M. le président. La parole est à M. François Brottes.

M. François Brottes. J'aimerais souligner certaines contradictions dans les propos de M. Lefebvre et de M. le secrétaire d'État.

M. Lefebvre affirme que nous sommes les seuls en Europe à avoir un système aussi rigide, quand M. le secrétaire d'État dit que nous sommes les meilleurs en matière de tarifs et les moins chers. Vous qui prétendez vous préoccuper du consommateur, pourquoi vouloir remplacer un tel système par un dispositif qui aura pour conséquence une augmentation des prix ?

Selon nous, la bonne solution consiste à maintenir de grandes entreprises publiques de l'énergie.
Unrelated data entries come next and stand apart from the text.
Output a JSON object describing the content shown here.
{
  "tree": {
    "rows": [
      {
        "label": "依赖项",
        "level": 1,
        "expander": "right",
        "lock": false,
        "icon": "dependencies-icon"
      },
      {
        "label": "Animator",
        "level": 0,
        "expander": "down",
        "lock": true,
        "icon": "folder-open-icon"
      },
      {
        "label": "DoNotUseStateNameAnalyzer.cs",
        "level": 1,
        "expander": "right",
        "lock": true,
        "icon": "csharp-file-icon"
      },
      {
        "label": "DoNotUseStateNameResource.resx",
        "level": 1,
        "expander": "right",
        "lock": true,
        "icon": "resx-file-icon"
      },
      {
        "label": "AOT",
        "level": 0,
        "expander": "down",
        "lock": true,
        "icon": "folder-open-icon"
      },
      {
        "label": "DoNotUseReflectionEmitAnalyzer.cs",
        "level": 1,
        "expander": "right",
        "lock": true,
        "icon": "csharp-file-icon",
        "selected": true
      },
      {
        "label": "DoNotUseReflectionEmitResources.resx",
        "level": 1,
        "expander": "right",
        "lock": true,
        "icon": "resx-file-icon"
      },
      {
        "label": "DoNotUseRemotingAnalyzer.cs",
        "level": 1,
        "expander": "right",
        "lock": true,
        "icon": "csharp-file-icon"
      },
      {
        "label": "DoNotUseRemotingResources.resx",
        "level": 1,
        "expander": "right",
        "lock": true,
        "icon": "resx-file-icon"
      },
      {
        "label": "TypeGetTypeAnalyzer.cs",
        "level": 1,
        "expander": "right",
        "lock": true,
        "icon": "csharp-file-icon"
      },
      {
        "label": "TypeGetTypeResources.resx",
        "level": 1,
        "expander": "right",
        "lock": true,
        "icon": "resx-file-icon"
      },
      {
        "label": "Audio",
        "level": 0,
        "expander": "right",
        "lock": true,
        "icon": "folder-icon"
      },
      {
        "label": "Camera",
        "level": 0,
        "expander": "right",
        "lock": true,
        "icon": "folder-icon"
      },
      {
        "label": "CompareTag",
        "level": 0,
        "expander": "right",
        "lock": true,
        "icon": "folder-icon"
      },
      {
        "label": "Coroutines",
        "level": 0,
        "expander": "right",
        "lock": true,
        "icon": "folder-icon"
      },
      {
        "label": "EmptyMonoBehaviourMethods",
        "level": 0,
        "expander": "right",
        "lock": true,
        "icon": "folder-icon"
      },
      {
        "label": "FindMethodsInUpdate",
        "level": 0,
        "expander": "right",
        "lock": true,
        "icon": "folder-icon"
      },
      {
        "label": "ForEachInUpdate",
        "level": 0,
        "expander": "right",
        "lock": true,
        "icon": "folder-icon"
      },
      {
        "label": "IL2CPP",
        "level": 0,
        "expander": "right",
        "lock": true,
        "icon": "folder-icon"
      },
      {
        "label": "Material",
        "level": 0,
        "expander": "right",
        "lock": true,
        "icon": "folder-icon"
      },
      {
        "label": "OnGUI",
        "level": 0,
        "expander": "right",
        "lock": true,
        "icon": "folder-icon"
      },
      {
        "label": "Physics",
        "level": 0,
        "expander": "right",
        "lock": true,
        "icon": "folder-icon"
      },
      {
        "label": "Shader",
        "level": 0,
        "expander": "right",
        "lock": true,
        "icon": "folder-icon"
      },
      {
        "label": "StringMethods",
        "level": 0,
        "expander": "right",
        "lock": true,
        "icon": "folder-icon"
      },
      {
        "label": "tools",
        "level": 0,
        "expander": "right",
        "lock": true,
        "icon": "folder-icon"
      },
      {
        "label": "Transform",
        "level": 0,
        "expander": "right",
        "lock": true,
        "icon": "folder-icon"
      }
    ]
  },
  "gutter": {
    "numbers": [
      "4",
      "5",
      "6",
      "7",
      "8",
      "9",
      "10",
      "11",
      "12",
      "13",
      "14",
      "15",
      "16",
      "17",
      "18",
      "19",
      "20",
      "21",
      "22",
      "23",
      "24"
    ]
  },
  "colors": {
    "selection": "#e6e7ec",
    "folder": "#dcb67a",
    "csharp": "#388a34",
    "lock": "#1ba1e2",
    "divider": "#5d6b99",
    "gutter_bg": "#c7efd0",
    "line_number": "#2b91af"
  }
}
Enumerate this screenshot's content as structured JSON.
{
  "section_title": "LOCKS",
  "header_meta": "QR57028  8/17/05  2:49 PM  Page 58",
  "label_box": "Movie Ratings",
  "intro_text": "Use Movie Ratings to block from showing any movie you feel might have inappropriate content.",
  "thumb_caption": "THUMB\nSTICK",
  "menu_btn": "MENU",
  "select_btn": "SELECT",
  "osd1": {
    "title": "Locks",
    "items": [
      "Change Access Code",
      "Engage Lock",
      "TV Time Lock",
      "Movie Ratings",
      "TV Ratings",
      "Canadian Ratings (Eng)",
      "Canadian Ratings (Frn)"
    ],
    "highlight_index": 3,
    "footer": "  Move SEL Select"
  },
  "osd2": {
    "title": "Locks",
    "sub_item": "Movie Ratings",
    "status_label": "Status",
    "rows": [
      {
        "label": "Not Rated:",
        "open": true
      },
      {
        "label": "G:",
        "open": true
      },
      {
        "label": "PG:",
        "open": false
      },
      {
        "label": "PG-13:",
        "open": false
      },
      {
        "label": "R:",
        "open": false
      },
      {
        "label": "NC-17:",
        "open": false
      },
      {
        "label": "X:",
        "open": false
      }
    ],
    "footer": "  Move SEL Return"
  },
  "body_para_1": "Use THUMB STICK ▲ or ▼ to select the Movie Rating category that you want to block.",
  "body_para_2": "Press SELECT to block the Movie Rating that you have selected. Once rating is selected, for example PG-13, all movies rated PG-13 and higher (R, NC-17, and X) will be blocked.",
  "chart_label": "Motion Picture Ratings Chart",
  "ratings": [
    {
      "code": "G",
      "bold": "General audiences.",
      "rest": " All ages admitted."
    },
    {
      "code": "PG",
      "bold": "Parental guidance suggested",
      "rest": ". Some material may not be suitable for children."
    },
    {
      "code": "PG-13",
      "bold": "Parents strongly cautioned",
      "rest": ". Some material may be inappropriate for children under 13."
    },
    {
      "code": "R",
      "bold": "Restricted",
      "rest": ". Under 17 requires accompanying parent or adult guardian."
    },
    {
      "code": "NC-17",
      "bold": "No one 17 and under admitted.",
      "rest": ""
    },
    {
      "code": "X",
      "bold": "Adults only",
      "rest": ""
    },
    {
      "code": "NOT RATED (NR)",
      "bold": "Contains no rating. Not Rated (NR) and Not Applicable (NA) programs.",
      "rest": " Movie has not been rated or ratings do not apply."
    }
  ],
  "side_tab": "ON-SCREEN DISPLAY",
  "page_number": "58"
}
Les bénéfices réalisés ne doivent pas servir à distribuer des dividendes à tous crins, mais à être réinvestis et à faire un geste en direction des consommateurs, surtout quand, comme EDF et Gaz de France, on réalise respectivement 5 milliards et plus de 3 milliards d'euros de bénéfice net par an. Mais telle n'est pas votre logique.

Vous nous proposez une fois de plus « L'île de la tentation », expression que j'ai déjà employée. Le ministre a reconnu lui-même que les consommateurs ne sont pas tentés aujourd'hui de se tourner vers la concurrence. Nous considérons que le dispositif de réversibilité totale tel qu'il nous est proposé est à l'énergie ce que le crédit revolving est au crédit,…

M. Jean Gaubert . Eh oui !

M. François Brottes. …c'est-à-dire qu'il est si séduisant qu'on se laisse tenter, mais qu'on finit par le regretter.

M. Patrice Calméjane. Vous parlez du socialisme ? (Sourires.)

M. François Brottes. Votre proposition sur la réversibilité totale est extrêmement déséquilibrée. À entendre le secrétaire d'État, on croirait presque que le délai de six mois comme l'échéance de 2010 ont été déterminés selon des critères scientifiques, et non, comme le rapporteur l'a reconnu lui-même, au doigt mouill頖 si vous me permettez cette expression.

M. Jean Dionis du Séjour. Mais non ! C'est une question de bon sens !

M. François Brottes. « Tu as choisi d'aller à la concurrence, tu sors du tarif réglementé, tu es obligé d'y rester six mois », dites-vous au consommateur. Or, pendant cette période, le prix va bouger, car, si le tarif réglementé est relativement stable, il n'en est pas de même pour les prix du marché. Et le consommateur qui se sera laissé tenter par la concurrence aura six mois pour le regretter. Mais il n'y a pas de parallélisme des formes parce qu'on ne demande pas à celui qui a choisi le tarif réglementé d'y rester au moins six mois.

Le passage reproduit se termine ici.